The selective inhibitor therapy is being investigated for the treatment of 2 forms of chronic cough—an indication that's been unmet in 60 years.
The US Food and Drug Administration (FDA) has issued a Complete Response Letter (CRL) regarding the New Drug Application for gefapixant, an investigative receptor antagonist therapy from Merck seeking approval for the treatment of refractory or unexplained chronic cough.
The selective P2X3 receptor antagonist was supported by findings from the phase 3 COUGH-1 and COUGH-2 trials, a pair of multinational randomized studies showing 45 mg gefapixant reduced 24-hour cough frequency in patients by 18.45% (95% CI, -32.92 to -0.86; P = .041) and 14.64% (95% CI, -26.07 to -1.43; P = .031), respectively, by 24 weeks versus placebo.
The FDA’s letter to Merck regarding the application included a request for additional information “related to measurement of efficacy,” the company stated in a release.
“The CRL was not related to the safety of gefapixant,” the statement read. “Merck is reviewing the letter and will meet with the agency to discuss next steps.”
Merck leadership expressed their commitment to advancing the regulatory status of gefapixant, which would be the first newly approved drug for chronic cough in 6 decades.

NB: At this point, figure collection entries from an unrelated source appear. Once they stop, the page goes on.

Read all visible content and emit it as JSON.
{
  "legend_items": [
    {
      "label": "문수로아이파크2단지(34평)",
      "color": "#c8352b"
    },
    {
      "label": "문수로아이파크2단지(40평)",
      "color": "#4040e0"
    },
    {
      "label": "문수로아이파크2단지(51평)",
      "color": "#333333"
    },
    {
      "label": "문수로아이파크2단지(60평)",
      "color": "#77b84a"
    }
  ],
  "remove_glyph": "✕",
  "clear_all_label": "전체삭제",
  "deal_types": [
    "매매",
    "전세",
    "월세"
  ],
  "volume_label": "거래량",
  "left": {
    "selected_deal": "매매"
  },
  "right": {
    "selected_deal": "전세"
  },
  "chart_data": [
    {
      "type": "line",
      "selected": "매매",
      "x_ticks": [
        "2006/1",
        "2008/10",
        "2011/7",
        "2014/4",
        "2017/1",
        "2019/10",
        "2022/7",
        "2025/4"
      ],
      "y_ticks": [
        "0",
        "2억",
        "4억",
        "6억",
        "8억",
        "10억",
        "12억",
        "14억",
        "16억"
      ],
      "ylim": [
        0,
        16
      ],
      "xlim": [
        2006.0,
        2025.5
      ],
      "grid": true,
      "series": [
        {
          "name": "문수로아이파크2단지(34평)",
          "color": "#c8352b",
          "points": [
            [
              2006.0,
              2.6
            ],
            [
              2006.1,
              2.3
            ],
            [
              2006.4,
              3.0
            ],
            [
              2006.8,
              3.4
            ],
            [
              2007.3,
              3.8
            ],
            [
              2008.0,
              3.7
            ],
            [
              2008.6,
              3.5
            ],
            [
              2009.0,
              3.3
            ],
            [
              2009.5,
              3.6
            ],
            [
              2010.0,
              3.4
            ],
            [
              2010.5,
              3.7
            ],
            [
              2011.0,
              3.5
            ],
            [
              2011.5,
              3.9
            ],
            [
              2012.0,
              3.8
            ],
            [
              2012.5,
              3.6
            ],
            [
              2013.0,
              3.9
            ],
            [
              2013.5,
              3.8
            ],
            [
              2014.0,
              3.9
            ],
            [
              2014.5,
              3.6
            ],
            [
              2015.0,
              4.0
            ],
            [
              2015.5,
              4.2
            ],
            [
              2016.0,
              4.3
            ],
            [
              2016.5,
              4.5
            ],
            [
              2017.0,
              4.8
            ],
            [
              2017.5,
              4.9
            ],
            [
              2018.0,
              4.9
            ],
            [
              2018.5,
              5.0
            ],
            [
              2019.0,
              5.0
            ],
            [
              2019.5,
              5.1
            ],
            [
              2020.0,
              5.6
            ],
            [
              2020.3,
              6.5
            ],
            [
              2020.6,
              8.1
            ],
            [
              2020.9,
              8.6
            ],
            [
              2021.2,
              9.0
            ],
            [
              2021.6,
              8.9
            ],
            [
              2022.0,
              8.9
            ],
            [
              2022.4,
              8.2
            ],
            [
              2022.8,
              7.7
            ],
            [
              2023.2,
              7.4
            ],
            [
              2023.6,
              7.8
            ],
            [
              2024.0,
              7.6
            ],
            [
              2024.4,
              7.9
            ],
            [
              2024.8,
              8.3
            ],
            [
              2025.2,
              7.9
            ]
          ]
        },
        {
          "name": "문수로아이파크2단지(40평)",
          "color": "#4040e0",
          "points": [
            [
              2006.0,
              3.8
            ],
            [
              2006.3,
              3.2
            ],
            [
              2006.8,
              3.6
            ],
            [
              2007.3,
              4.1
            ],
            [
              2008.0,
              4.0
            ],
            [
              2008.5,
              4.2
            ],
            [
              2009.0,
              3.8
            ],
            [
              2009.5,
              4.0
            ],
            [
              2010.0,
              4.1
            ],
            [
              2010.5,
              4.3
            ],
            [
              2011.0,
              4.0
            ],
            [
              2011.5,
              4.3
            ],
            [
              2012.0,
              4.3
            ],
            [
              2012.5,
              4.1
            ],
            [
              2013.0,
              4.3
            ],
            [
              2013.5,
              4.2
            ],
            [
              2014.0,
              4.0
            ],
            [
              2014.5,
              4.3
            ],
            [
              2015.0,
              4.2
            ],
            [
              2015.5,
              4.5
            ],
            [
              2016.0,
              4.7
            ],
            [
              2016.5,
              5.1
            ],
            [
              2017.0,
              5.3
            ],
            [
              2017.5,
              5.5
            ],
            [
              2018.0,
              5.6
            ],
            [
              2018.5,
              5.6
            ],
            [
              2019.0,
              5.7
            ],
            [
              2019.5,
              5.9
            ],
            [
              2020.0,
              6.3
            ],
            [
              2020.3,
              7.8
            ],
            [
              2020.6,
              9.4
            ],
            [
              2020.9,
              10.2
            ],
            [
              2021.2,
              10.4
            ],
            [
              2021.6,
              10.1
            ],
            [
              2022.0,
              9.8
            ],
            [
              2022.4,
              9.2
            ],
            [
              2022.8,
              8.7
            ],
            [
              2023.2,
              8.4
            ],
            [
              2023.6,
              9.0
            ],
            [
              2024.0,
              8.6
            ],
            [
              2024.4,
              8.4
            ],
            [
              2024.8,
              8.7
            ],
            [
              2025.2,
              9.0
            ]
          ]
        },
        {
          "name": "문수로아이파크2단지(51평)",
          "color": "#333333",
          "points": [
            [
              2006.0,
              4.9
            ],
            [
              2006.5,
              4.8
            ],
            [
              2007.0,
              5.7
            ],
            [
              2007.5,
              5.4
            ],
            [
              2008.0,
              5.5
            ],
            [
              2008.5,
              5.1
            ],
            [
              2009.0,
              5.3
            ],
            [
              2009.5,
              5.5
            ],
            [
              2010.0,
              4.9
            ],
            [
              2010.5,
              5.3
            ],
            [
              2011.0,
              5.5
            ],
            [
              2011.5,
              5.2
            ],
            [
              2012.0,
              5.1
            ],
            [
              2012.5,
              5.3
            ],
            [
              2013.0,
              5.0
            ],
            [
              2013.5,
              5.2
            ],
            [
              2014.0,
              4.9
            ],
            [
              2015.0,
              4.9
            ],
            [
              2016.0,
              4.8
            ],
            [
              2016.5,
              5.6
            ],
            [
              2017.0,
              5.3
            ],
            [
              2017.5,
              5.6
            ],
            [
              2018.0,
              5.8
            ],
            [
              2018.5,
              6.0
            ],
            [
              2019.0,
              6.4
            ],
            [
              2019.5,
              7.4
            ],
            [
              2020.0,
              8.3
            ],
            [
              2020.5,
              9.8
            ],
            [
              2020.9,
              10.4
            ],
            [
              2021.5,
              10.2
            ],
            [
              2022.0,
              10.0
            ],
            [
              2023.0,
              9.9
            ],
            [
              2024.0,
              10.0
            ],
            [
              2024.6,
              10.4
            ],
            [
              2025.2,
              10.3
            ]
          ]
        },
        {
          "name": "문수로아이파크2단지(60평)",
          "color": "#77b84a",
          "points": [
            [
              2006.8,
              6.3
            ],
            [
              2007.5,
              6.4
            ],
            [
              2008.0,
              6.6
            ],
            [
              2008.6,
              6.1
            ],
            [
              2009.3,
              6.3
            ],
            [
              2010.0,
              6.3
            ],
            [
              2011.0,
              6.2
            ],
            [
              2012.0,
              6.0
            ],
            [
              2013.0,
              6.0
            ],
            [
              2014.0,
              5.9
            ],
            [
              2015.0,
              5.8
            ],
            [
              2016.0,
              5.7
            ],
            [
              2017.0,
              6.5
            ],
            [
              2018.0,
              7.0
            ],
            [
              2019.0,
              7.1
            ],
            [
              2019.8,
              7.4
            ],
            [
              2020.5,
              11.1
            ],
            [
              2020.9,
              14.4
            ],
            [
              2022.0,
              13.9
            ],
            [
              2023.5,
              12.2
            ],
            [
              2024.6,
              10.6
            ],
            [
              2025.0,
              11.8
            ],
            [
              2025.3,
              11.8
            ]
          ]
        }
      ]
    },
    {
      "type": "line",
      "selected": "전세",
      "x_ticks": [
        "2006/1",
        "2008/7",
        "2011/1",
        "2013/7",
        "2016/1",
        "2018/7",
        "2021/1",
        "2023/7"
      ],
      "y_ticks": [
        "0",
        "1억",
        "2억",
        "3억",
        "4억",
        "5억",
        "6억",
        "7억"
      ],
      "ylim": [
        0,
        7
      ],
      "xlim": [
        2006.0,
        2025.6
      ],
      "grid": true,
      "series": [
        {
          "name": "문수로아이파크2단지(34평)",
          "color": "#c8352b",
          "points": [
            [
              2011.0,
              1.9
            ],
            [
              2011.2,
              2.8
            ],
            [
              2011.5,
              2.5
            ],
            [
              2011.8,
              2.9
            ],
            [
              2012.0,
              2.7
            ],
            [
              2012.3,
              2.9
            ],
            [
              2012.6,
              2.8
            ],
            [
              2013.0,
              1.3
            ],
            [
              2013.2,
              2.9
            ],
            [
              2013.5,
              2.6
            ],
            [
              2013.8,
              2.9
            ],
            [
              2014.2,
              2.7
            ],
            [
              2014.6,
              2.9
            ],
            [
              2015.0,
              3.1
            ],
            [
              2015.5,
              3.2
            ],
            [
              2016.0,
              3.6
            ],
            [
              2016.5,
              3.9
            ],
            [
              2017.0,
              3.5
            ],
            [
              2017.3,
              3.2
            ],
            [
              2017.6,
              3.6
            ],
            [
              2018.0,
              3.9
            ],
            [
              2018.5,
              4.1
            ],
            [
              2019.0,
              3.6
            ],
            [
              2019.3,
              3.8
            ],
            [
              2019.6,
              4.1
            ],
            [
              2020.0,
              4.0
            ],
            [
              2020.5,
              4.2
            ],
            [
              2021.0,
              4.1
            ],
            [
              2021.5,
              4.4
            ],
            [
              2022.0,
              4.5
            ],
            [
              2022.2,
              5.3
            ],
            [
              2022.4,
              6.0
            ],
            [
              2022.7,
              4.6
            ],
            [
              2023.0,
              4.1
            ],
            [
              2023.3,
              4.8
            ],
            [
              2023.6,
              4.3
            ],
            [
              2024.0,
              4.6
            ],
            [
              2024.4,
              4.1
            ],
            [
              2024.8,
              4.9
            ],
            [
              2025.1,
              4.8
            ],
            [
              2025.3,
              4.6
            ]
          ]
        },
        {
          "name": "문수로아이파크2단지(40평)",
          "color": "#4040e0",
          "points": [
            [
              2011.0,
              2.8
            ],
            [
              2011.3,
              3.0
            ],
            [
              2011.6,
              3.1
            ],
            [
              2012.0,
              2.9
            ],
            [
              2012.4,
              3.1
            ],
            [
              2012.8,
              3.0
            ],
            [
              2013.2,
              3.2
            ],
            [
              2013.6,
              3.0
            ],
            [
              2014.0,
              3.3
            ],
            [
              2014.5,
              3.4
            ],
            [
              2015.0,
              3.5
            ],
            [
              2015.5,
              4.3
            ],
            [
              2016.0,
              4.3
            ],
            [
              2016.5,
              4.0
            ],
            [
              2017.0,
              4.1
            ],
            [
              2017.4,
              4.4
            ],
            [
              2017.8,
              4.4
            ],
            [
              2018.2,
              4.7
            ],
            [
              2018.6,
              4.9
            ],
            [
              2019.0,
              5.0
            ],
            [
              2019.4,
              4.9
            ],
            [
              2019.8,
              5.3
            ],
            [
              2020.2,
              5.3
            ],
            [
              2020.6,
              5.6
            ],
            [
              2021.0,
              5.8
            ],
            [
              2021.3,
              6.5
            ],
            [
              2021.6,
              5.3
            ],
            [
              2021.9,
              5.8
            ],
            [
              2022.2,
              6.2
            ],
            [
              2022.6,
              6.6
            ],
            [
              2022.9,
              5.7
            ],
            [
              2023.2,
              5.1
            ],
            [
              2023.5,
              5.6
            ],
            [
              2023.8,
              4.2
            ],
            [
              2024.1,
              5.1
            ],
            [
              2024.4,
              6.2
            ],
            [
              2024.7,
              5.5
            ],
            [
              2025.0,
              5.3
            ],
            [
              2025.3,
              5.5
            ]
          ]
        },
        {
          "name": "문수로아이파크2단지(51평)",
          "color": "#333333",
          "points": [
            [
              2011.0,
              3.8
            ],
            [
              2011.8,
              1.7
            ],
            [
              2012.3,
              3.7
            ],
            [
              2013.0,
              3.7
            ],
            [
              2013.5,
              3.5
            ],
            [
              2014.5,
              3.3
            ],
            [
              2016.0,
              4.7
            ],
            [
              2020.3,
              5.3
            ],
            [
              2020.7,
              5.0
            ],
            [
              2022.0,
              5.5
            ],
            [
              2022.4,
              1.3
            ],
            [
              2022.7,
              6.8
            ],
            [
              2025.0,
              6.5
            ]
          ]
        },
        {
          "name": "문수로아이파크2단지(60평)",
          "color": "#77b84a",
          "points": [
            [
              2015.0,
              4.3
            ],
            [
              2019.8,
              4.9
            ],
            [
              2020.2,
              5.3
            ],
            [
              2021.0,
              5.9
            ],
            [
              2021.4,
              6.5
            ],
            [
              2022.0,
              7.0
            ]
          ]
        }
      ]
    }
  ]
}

Stuart Green, MD, Vice President of Late Stage Development at Merck, previously told HCPLive the difficulty within the market to identify and progress a new viable drug for chronic cough has been in actually understanding the mediating pathways associated with the condition.
“What we find is that there’s many different pathways, but some of these appear to more important in disease states than others,” he explained. “It’s because of advances in developing not only the understanding of the science, but drugs than can selectively target those pathways, that we’ve now been able to do the kind of studies that allow us to hopefully demonstrate benefit for people with this condition.”